センタピラーアウタリインフォースメント74は、外壁24と前壁26と後壁28とを有すると共にセンタピラーアウタ22のフランジ22Aに接合された前後のフランジ74Aを有し、センタピラーアウタリインフォースメント20と同様の形状を成している。このセンタピラーアウタリインフォースメント74は、高張力鋼板の比較的厚板にて構成されることでセンタピラー72としての所要の強度を確保している。
そして、車両用ピラー構造70では、センタピラーアウタリインフォースメント74の外壁24、前壁26、後壁28にヒンジリインフォースメント62の補強壁32、前側ヘミング部42(前壁64)、後側ヘミング部44(後壁66)がスポット溶接にて接合されている。車両用ピラー構造70における他の構成は、車両用ピラー構造60(車両用ピラー構造10)の対応する構成と同じである。
したがって、第4の実施形態に係る車両用ピラー構造70によっても、基本的に第3の実施形態に係る車両用ピラー構造60(車両用ピラー構造10)と同様の作用によって同様の効果を得ることができる。
特に、側面衝突に伴って前壁26、後壁28が互いに離間する方向に倒れやすい断面形状(断面が開きやすい開断面構造)のセンタピラー72に適用された車両用ピラー構造70では、ヒンジリインフォースメント62の前壁64、後壁66の倒れ変形が抑制されることで、センタピラーアウタリインフォースメント74の断面が開く方向の変形が抑制される。すなわち、ヒンジリインフォースメント62を備えた車両用ピラー構造70は、開断面構造のセンタピラー72に好適に適用される。
なお、上記した各実施形態では、本発明に係る車体骨格構造がセンタピラー12、72に適用された例を示したが、本発明はこれに限定されず、車体の各種骨格部に本発明を適用することができる。特に、本発明は、衝突等に伴い曲げを受ける骨格部に好適に適用され、該曲げに伴ってせん断荷重及び剥離荷重が作用するスポット溶接部を有する骨格部により好適に適用される。
また、上記した各実施形態では、ヒンジリインフォースメント30、62が高張力鋼板より成る例を示したが、本発明はこれに限定されず、例えば、ヒンジリインフォースメント30、62が自動車用の普通鋼板(一般鋼板)等より成る構成としても良い。
さらに、上記した各実施形態では、折り返し壁部38、40、54、56が1回折り返されて形成された2枚重ね合わせ部である前側ヘミング部42、後側ヘミング部44を有する例を示したが、本発明はこれに限定されず、例えば、2回折り返しによって3枚重ね合わせ部を形成し、該3枚重ね合わせ部において相手方にスポット溶接される構成としても良い。

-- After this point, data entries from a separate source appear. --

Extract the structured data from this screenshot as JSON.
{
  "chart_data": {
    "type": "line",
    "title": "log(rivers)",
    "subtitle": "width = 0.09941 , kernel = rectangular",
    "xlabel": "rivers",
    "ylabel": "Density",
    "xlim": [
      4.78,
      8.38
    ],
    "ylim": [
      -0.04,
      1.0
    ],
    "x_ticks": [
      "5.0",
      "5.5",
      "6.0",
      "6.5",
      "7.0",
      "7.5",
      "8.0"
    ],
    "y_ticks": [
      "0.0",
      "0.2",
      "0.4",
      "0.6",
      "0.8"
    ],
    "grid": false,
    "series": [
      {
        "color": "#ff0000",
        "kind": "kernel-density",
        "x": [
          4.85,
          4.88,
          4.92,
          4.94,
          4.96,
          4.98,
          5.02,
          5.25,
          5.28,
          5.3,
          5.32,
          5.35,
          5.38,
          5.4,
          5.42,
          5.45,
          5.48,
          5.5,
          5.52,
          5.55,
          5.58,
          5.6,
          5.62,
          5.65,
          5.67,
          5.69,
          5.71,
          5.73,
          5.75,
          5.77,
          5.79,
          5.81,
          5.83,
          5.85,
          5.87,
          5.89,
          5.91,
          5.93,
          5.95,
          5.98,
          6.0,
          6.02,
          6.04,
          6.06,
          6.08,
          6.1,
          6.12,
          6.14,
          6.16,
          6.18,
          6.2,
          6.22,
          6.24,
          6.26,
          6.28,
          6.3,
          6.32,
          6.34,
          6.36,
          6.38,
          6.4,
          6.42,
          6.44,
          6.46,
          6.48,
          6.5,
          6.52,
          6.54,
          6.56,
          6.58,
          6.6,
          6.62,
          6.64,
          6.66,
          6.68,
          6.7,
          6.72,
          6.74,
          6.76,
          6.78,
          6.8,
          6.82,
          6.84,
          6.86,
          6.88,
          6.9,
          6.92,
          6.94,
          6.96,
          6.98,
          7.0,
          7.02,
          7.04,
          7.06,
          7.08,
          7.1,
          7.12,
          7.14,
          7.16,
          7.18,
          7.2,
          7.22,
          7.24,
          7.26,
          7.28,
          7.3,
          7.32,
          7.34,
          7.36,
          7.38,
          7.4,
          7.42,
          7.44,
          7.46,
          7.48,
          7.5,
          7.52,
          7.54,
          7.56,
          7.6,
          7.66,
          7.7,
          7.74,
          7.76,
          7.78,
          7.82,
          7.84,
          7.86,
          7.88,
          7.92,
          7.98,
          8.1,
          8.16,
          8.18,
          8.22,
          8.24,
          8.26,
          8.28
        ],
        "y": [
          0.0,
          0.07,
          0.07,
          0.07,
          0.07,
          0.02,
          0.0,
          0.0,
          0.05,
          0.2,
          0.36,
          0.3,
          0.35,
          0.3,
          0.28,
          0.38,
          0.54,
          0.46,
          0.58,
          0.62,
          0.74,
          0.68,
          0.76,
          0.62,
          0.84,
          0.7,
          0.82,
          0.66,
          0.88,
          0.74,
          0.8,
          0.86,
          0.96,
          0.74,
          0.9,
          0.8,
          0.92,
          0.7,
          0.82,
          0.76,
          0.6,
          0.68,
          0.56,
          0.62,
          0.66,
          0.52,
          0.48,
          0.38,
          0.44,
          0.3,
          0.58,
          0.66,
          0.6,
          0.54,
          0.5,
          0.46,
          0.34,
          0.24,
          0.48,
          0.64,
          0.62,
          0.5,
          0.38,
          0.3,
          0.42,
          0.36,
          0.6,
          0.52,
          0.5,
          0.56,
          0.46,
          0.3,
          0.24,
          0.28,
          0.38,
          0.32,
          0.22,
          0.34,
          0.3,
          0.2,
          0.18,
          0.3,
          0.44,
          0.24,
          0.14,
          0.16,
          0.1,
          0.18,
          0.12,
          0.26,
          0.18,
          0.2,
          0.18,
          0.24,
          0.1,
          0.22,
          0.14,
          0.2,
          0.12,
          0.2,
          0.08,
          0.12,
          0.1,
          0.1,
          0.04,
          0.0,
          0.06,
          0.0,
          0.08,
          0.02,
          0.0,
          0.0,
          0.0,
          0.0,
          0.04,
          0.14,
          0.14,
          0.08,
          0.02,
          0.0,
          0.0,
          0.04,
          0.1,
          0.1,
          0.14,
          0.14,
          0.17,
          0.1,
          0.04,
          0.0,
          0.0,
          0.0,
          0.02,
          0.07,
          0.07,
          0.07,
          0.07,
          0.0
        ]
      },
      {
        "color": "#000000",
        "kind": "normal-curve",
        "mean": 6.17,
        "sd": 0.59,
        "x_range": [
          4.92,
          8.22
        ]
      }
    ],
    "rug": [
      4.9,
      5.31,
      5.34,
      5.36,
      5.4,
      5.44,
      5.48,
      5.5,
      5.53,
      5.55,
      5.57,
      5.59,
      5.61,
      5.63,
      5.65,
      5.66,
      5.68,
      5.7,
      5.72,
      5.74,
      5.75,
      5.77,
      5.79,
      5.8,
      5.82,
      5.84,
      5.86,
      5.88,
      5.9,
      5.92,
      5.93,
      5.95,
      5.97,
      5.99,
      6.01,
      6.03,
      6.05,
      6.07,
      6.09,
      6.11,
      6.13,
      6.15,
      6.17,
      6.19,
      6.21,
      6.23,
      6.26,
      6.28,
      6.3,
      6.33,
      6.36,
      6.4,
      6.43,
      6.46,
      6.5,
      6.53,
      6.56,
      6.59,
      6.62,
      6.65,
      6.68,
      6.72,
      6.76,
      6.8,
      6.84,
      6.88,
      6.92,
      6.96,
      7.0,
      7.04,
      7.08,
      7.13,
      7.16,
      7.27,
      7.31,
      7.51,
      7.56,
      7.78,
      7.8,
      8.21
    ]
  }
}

またさらに、上記した各実施形態では、互いに対向する前壁34、後壁36又は前壁64、後壁66に前側ヘミング部42、後側ヘミング部44が形成された例を示したが、本発明はこれに限定されず、例えば、断面ハット形状を成す補強部材のフランジ部を折り返し構造のヘミング部として構成しても良い。
10 車両用ピラー構造(車体骨格構造)
18 センタピラーインナパネル(車体骨格本体、ピラー部材)
20 センタピラーアウタリインフォースメント(車体骨格本体、ピラー部材)
24 外壁
26 前壁(対向壁)
28 後壁(対向壁)
30 ヒンジリインフォースメント(補強部材)
32 補強壁
34 前壁(接合壁)
36 後壁(接合壁)
38・40 折り返し壁部
42 前側ヘミング部(重ね合わせ部)
44 後側ヘミング部(重ね合わせ部)
50・60・70 車両用ピラー構造
52・54 折り返し壁部
55・62 ヒンジリインフォースメント(補強部材)
64 前壁(接合壁)
66 後壁(接合壁)
74 センタピラーアウタリインフォースメント(車体骨格本体、ピラー部材)

Claims (5)

  1. 所定方向に長手とされた車体骨格本体と、
    前記車体骨格本体の長手方向に対する直交方向の両端を折り返して形成された一対の重ね合わせ部を有し、各重ね合わせ部において前記車体骨格本体にスポット溶接にて接合された補強部材と、
    を備えた車体骨格構造。
  2. 前記車体骨格本体は、互いに対向する一対の対向壁と、該一対の対向壁の車両外側端部を連結する外壁と有し、
    前記補強部材は、前記外壁と対向する補強壁と、該補強壁の幅方向両端から前記一対の対向壁に沿って延在されると共に少なくとも一部が前記重ね合わせ部とされた一対の接合壁とを有する請求項1記載の車体骨格構造。
  3. 前記一対の接合壁は、それぞれ前記補強壁から車体内側に向けて延在されると共に、該補強壁との角部に近接した部分に前記重ね合わせ部が形成されている請求項2記載の車体骨格構造。
  4. 車両上下方向に延在され、車幅方向外側に位置する外壁と、該外壁における車両前後方向の前端部から車幅方向内向きに延在された前壁と、前記外壁における車両前後方向の後端部から車幅方向内向きに延在された後壁とを有するピラー部材と、
    前記ピラー部材の外壁に対向する補強壁と、該補強壁における車両前後方向の前端部から車幅方向内向きに延在された前壁と、前記補強壁における車両前後方向の後端部から車幅方向内向きに延在された後壁と、前記前壁及び後壁の車幅方向内端から折り返されて形成された前後一対の折り返し壁部とを有し、前記前壁と車両前後方向の前側に位置する前記折り返し壁部との重ね合わせ部分が前記ピラー部材の前壁にスポット溶接にて接合されると共に、前記後壁と車両前後方向の後側に位置する前記折り返し壁部との重ね合わせ部分が前記ピラー部材の後壁にスポット溶接にて接合された補強部材と、
    を備えた車両用ピラー構造。
  5. 前記補強部材は、前記前壁及び後壁が車幅方向の全長に亘って前記折り返し壁部と重ね合わされるか、又は、前記前壁及び後壁における前記折り返し壁部と重ね合わされた部分の車幅方向に沿った長さが該折り返し壁部と重ね合わされない部分の車幅方向に沿った長さに対し長く設定されている請求項4記載の車両用ピラー構造。